É bem verdade que o Programa Mais Educação tentou dar um alívio na dor, porém acredito que o fez de forma equivocada. Ao receber o relatório dos mediadores ou facilitadores – não me lembro que nome deram à função – percebe-se que o objetivo não foi atingido. Não basta ter boa vontade: é preciso alguma técnica para ensinar. O Lucas não teve o atendimento no momento certo. Passou nove anos na escola e agora tentam ensiná-lo a gostar da escola como lugar de aprendizagem acadêmica: ler, escrever e contar. O Lucas gosta da escola porque lá ele pode fazer tudo o que é impedido de fazer em outros lugares, exceto atingir aquele objetivo a que toda escola se propõe. O mínimo de conhecimento acadêmico.

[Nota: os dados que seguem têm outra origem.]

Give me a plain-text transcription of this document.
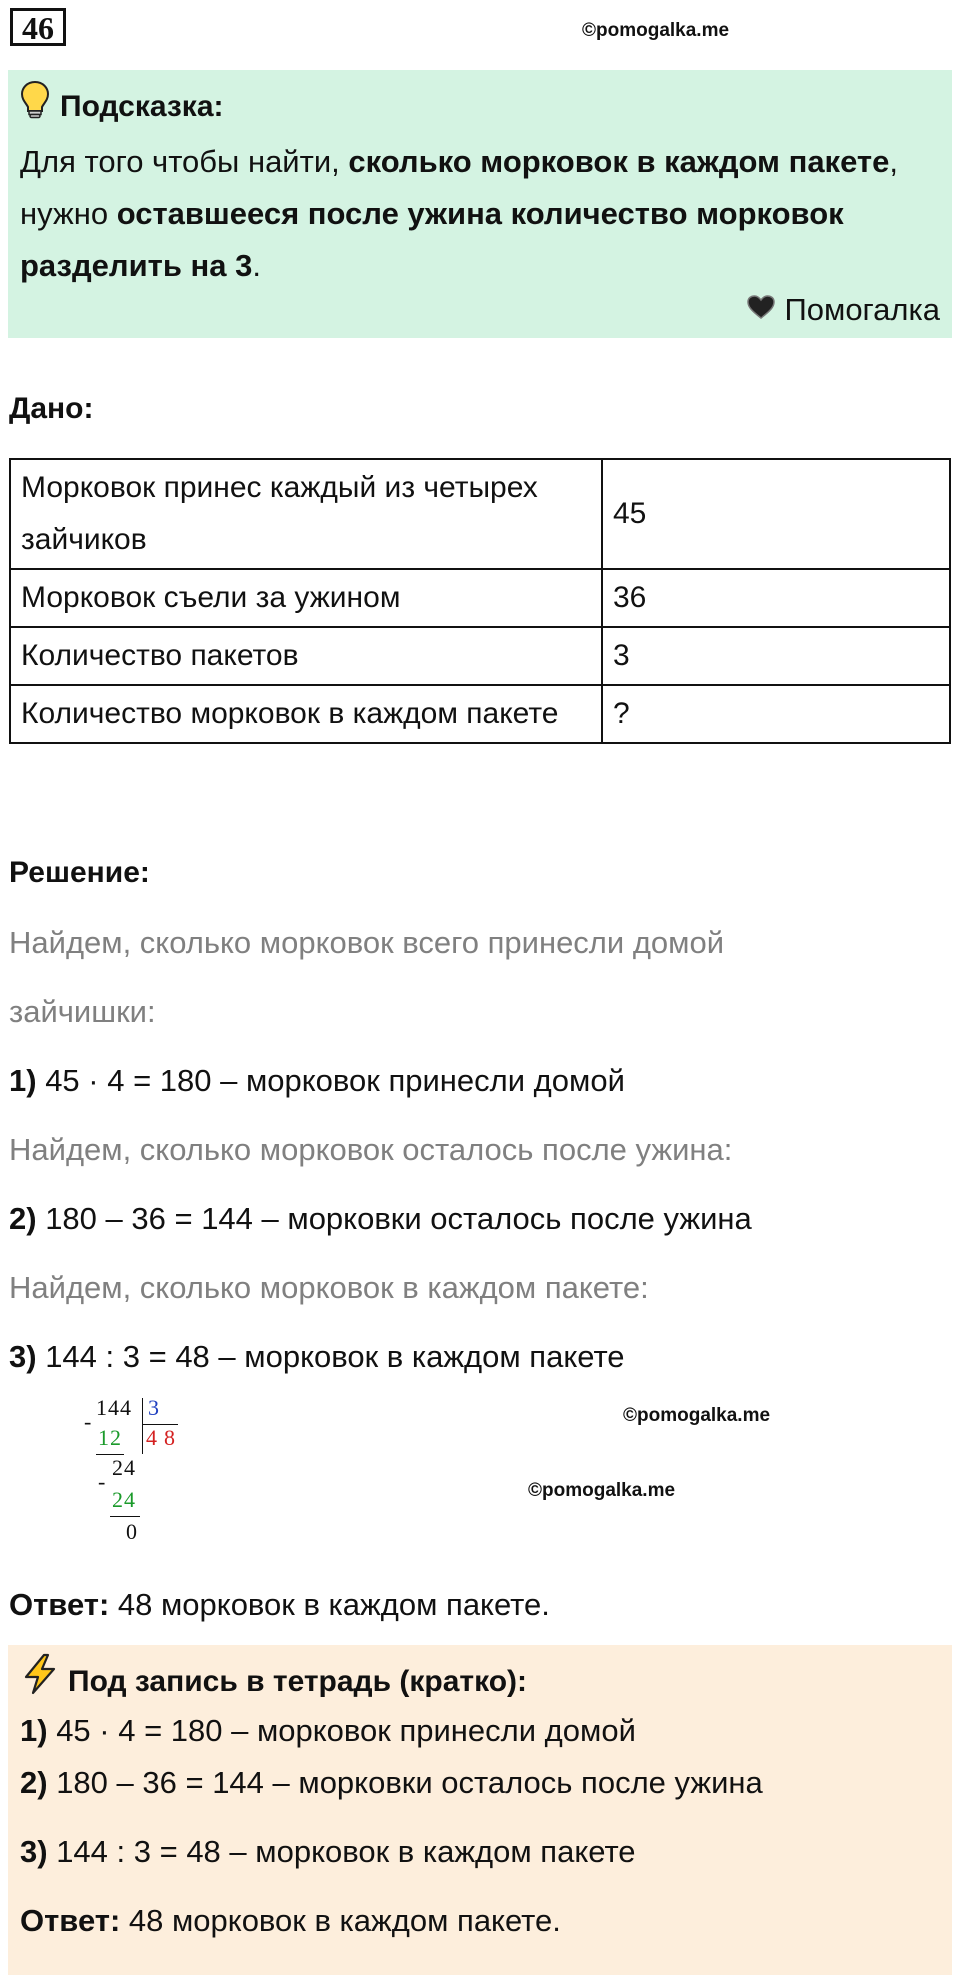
46	©pomogalka.me
Подсказка:
Для того чтобы найти, сколько морковок в каждом пакете, нужно оставшееся после ужина количество морковок разделить на 3.
Помогалка
Дано:
Морковок принес каждый из четырех зайчиков	45
Морковок съели за ужином	36
Количество пакетов	3
Количество морковок в каждом пакете	?
Решение:
Найдем, сколько морковок всего принесли домой
зайчишки:
1) 45 · 4 = 180 – морковок принесли домой
Найдем, сколько морковок осталось после ужина:
2) 180 – 36 = 144 – морковки осталось после ужина
Найдем, сколько морковок в каждом пакете:
3) 144 : 3 = 48 – морковок в каждом пакете
144 3
4 8
-
12
24
-
24
0
©pomogalka.me
©pomogalka.me
Ответ: 48 морковок в каждом пакете.
Под запись в тетрадь (кратко):
1) 45 · 4 = 180 – морковок принесли домой
2) 180 – 36 = 144 – морковки осталось после ужина
3) 144 : 3 = 48 – морковок в каждом пакете
Ответ: 48 морковок в каждом пакете.
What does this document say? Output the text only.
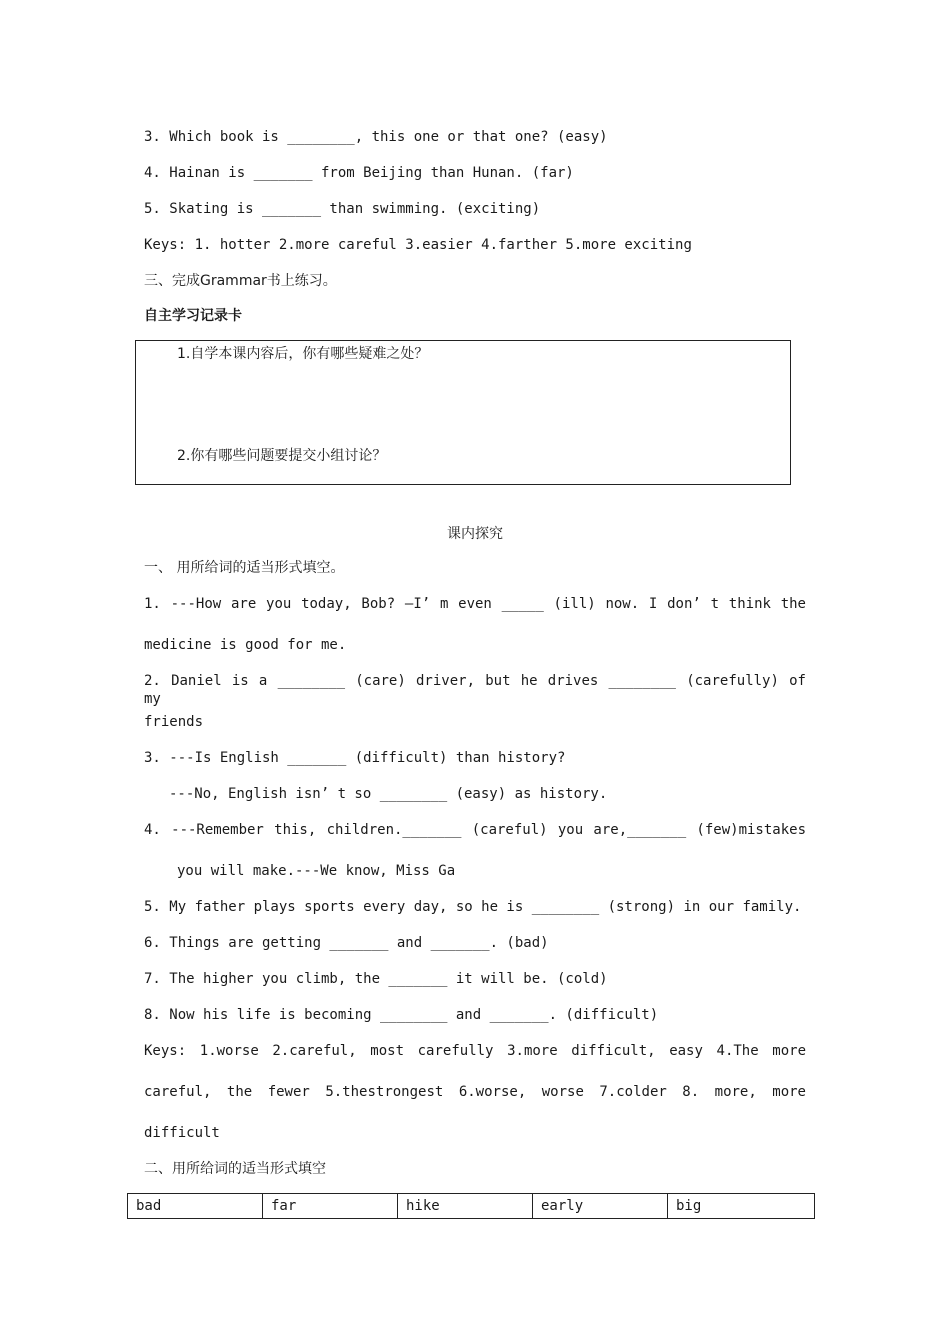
3. Which book is ________, this one or that one? (easy)
4. Hainan is _______ from Beijing than Hunan. (far)
5. Skating is _______ than swimming. (exciting)
Keys: 1. hotter 2.more careful 3.easier 4.farther 5.more exciting
三、完成Grammar书上练习。
自主学习记录卡
1.自学本课内容后，你有哪些疑难之处？
2.你有哪些问题要提交小组讨论？
课内探究
一、 用所给词的适当形式填空。
1. ---How are you today, Bob? —I’ m even _____ (ill) now. I don’ t think the
medicine is good for me.
2. Daniel is a ________ (care) driver, but he drives ________ (carefully) of my
friends
3. ---Is English _______ (difficult) than history?
---No, English isn’ t so ________ (easy) as history.
4. ---Remember this, children._______ (careful) you are,_______ (few)mistakes
you will make.---We know, Miss Ga
5. My father plays sports every day, so he is ________ (strong) in our family.
6. Things are getting _______ and _______. (bad)
7. The higher you climb, the _______ it will be. (cold)
8. Now his life is becoming ________ and _______. (difficult)
Keys: 1.worse 2.careful, most carefully 3.more difficult, easy 4.The more
careful, the fewer 5.thestrongest 6.worse, worse 7.colder 8. more, more
difficult
二、用所给词的适当形式填空
bad	far	hike	early	big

Aos catorze, quinze anos ou mais seus interesses são outros. Lucas, às vezes tem dinheiro. É branco, desmitificando um pouco essa ideia de que o estudante negro é o problema. Aparenta ter vindo da escola privada, é bem vestido, bem falante e imagina que seu sucesso está na cor da pele. Ninguém precisou dizer isso abertamente para ele. Ele lê o mundo. Ele sabe que nesse país racista o branco pobre, mesmo um analfabeto funcional continua com muito mais chances que o negro em melhor situação de aprendizagem escolar. Na medida em que a crença na escola como distinção social é fraca, vale a distinção da cor na disputa pelo emprego, pela vida.

O cuidado não veio no tempo certo. Quando o sintoma apareceu aos seis, sete anos, ao longo da carreira escolar, ele não teve a devida atenção. Lucas será certificado no ensino fundamental. Depois de nove ou dez anos na escola, Lucas é um adolescente escolarizado que vai aumentar as estatísticas dos analfabetos funcionais medido pelo Instituto Paulo Montenegro. Ainda bem que existem outras formas de ganhar a vida. Torcemos para que sua opção seja entre as formas honestas de viver e que ele seja feliz. O sistema escolar não deu conta do Lucas, mas lhe deu escolaridade.